I have used “Parallel Chunk Start” node to distribute my data and increase performance but time didn’t decreased. Let me give details. I have 600 stores and i applied 6 chunk to execute as parallel. But, while one flow read data from db, other flows are waiting.

Is there any solution to increase performance. Otherwise, i will not execute my flow daily, it takes long time.

Please help…

Hi there @yunusEG ,

I have seen couple of your posts recently on Forum regarding offset, parallel execution and scheduling on KNIME Server. This is all connected to a certain use case you are doing?

Every flow is reading data from db? Can you share some print screen of your workflow? Which KNIME db nodes are you using?

Br,
Ivan

Thanks for your attention firstly. I know, at recently, I had lots of shares because of my first project in Knime and i think they are be continued:) There is a flow below that contains 600 stores of a retailer and almost 70 millions records. At first, I have designed my flow only “table row to variable loop start” and for every store flow has executed one by one. It took about 4 hours. There could be different reasons such as server performance… But I think this time could be decreased If i use parallel chunk start and parallel chunk end. So I splits my stores to ten pieces (10 * 60) and execute as parallel them. But time is not decreased. Is it normal?, Need I different solutions?

Maybe you can say 4 hours is normal but There are 6 retail flows like that and they must be run daily.

Flow pics is below.
Thank you.

Hi @ipazin,

Do you have any recommendations about above problem.

I will be glad to handle performance problem.

Do you know what the slowest part of each loop iteration is?

It could also be worth investigating if it is faster to read all of the data in a single SQL query and then starting your loop at the lag column node.

I couldn’t understand why other sources are waiting while one of them is reading data. I think it is the most important point of my flow. To select stores, i must take sql reader node into loop. Because, my aim is splitting stores to different chunks like i said above.

Forget Parallel Chunk start. For me it never really worked nicely as in the background lot’s of data copying is happening (IO heavy, slow).

Also at least with old nodes the db connection was limited in my experience to 1 concurrent connection. I think that is also what you are seeing. As long as one reader is active, the other ones are waiting. You could try to add a second connector that is inside the parallel chunk loop.
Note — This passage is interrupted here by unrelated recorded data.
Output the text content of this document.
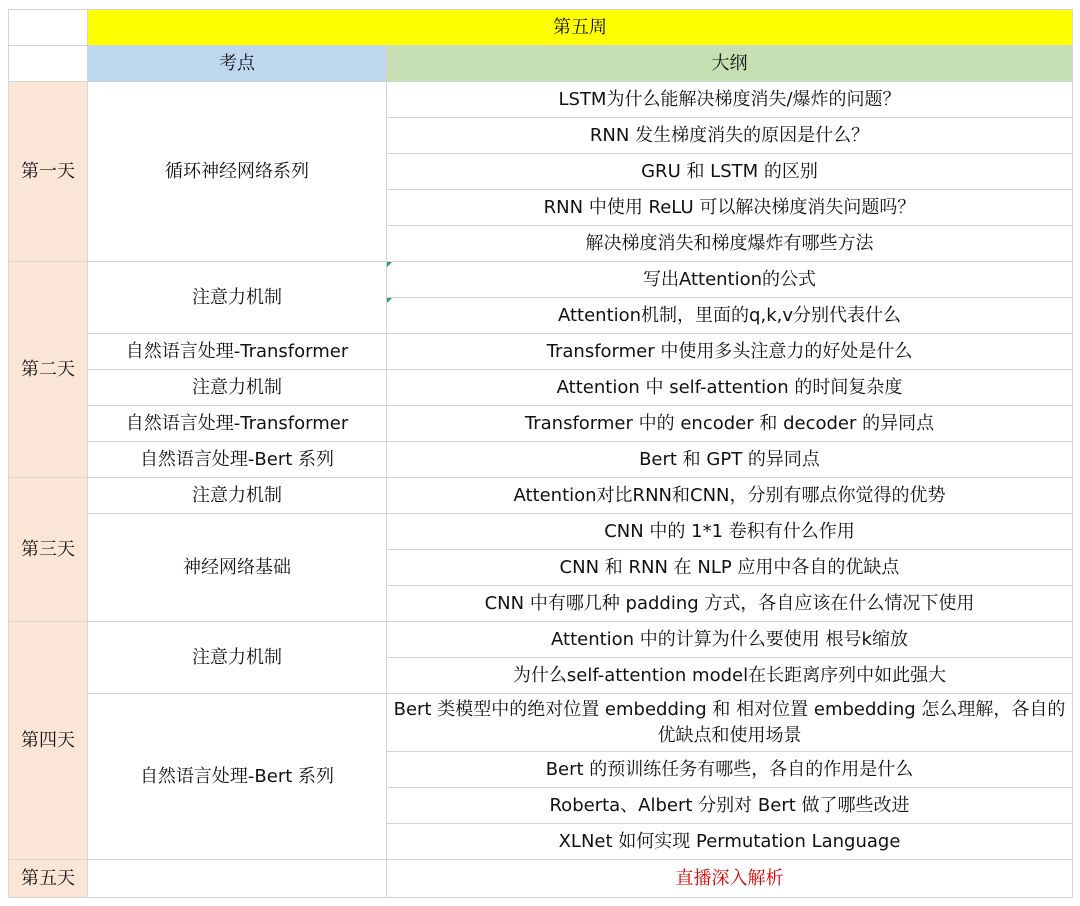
	第五周	
	考点	大纲
第一天	循环神经网络系列	LSTM为什么能解决梯度消失/爆炸的问题？
		RNN 发生梯度消失的原因是什么？
		GRU 和 LSTM 的区别
		RNN 中使用 ReLU 可以解决梯度消失问题吗？
		解决梯度消失和梯度爆炸有哪些方法
第二天	注意力机制	写出Attention的公式
		Attention机制，里面的q,k,v分别代表什么
	自然语言处理-Transformer	Transformer 中使用多头注意力的好处是什么
	注意力机制	Attention 中 self-attention 的时间复杂度
	自然语言处理-Transformer	Transformer 中的 encoder 和 decoder 的异同点
	自然语言处理-Bert 系列	Bert 和 GPT 的异同点
第三天	注意力机制	Attention对比RNN和CNN，分别有哪点你觉得的优势
	神经网络基础	CNN 中的 1*1 卷积有什么作用
		CNN 和 RNN 在 NLP 应用中各自的优缺点
		CNN 中有哪几种 padding 方式，各自应该在什么情况下使用
第四天	注意力机制	Attention 中的计算为什么要使用 根号k缩放
		为什么self-attention model在长距离序列中如此强大
	自然语言处理-Bert 系列	Bert 类模型中的绝对位置 embedding 和 相对位置 embedding 怎么理解，各自的优缺点和使用场景
		Bert 的预训练任务有哪些，各自的作用是什么
		Roberta、Albert 分别对 Bert 做了哪些改进
		XLNet 如何实现 Permutation Language
第五天		直播深入解析
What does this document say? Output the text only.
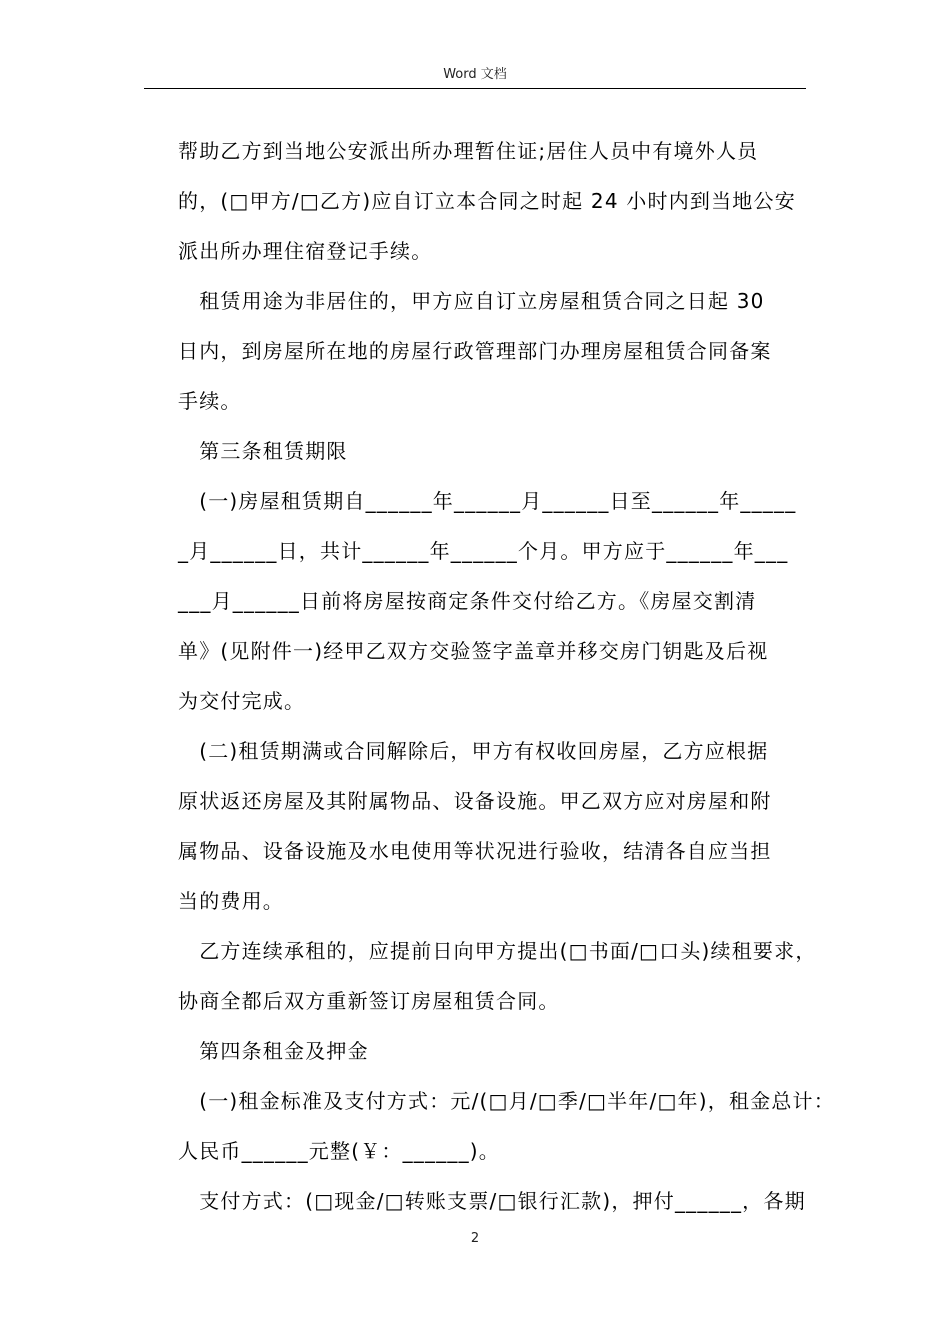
Word 文档

帮助乙方到当地公安派出所办理暂住证;居住人员中有境外人员

的，(□甲方/□乙方)应自订立本合同之时起 24 小时内到当地公安

派出所办理住宿登记手续。

　租赁用途为非居住的，甲方应自订立房屋租赁合同之日起 30

日内，到房屋所在地的房屋行政管理部门办理房屋租赁合同备案

手续。

　第三条租赁期限

　(一)房屋租赁期自______年______月______日至______年_____

_月______日，共计______年______个月。甲方应于______年___

___月______日前将房屋按商定条件交付给乙方。《房屋交割清

单》(见附件一)经甲乙双方交验签字盖章并移交房门钥匙及后视

为交付完成。

　(二)租赁期满或合同解除后，甲方有权收回房屋，乙方应根据

原状返还房屋及其附属物品、设备设施。甲乙双方应对房屋和附

属物品、设备设施及水电使用等状况进行验收，结清各自应当担

当的费用。

　乙方连续承租的，应提前日向甲方提出(□书面/□口头)续租要求，

协商全都后双方重新签订房屋租赁合同。

　第四条租金及押金

　(一)租金标准及支付方式：元/(□月/□季/□半年/□年)，租金总计：

人民币______元整(￥：______)。

　支付方式：(□现金/□转账支票/□银行汇款)，押付______，各期

2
Still, looping is slow. Can’t you adjust the workflow so that looping isn’t needed? We can’t really help you with the information available. Can you make an example workflow that reads some data from excel or table creator? like 100 rows for 3 shops each or similar?

1 Like

Hi there @yunusEG,

sry for a bit late response to this topic. Hope your first project with KNIME went well or at least is still going ok :slight_smile:

If you are still interested in getting performance you should think about streaming. Here is a blog regarding it. A bit older but still valid. This is especially handy in your use case cause you are reading huge amounts of data from database and new database framework supports streaming. For example you can take a look at this example workflow from KNIME Hub.

And further on here is link on general post regarding workflow optimization:
https://www.knime.com/blog/optimizing-knime-workflows-for-performance

Anyways if you still need any help feel free to ask.

Br,
Ivan

This topic was automatically closed 182 days after the last reply. New replies are no longer allowed.